Winchester


Winchester began as Venta Belgarium under Roman rule but later developed as the Saxon Capital of Wessex under Alfred the Great. A visit to this ancient and historically important city will be greatly enhanced by a Blue Badge Guide who will ensure that you gain insight into the city and its people past and present.

By 1079 the building of the present Cathedral had begun. On the north side of the Cathedral the site of the two earlier building; the Old and New Minsters, can still be seen.  The present building has architecture spanning the years from 1079 to 1360.
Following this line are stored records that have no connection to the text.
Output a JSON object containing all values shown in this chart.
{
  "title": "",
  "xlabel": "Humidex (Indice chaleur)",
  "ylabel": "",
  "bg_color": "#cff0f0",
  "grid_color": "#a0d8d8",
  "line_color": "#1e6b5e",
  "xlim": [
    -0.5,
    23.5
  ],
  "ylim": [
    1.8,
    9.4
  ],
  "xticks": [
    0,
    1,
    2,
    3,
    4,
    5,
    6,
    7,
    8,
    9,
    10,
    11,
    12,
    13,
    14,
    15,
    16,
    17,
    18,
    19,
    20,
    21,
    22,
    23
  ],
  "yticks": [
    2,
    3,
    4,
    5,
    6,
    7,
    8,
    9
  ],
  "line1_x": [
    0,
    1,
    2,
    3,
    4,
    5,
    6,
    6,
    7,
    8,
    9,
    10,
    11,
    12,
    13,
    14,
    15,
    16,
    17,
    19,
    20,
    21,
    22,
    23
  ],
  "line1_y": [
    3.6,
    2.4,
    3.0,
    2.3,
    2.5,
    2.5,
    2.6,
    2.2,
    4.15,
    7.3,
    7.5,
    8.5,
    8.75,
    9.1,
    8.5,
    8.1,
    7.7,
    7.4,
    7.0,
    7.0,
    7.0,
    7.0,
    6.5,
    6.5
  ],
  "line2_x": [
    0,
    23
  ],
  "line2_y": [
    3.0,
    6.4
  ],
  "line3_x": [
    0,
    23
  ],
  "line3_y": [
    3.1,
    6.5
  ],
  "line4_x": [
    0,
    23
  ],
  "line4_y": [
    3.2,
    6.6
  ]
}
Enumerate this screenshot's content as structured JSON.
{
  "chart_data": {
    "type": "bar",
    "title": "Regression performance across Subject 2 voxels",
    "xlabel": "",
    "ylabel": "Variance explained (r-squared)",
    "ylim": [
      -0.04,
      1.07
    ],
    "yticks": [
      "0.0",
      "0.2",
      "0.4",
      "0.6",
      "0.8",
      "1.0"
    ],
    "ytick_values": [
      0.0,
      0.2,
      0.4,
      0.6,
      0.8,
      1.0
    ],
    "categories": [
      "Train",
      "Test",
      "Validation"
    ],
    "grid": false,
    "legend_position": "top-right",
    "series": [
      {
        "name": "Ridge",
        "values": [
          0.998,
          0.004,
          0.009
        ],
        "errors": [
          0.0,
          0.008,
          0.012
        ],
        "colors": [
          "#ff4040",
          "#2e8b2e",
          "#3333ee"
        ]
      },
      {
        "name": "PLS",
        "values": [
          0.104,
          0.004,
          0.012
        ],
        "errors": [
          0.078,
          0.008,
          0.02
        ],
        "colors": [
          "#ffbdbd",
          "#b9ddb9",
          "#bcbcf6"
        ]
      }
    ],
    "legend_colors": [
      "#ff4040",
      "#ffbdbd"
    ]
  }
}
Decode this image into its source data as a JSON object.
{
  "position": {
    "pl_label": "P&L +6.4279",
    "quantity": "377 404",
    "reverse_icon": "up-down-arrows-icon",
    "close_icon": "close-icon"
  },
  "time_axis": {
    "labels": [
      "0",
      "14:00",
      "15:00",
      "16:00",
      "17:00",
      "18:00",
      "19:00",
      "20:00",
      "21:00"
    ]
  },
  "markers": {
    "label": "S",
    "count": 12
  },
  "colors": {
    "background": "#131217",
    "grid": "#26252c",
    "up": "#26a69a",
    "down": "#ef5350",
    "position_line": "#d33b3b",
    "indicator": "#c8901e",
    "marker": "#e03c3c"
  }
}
There has been an ecclesial See at Winchester from 678 AD. Later the famous St Swithun became Bishop of the Diocese, his death in 852 AD and the subsequent removal of his body led to the legend of St Swithun’s Day and the threat of rain for 40 days and nights.

Evidence of the continued importance of Winchester after the Norman invasion can be seen in the medieval Great Hall with its Round Table. The Great Hall is what remains of the royal castle built in early 13th C and finally demolished in 1651.  The Round Table is said to be of the mythical Arthur and his Knights, but some will tell you differently.

Bishop William of Wykeham founded a school in 1382 to train boys for the church. It continues in the same location today.  Near by is the house where Jane Austen lived for the last few weeks of her life, this and her grave in the Cathedral, have become places of pilgrimage for those who admire the woman and her work as a writer.

If time allows, your guide will lead you over water meadows to the Hospital of St Cross  where you will be rewarded not only by the beautiful 12th C church and medieval and Tudor alms houses of St Cross but also perhaps “The Wayfarer’s Dole”   bread and beer for the traveller.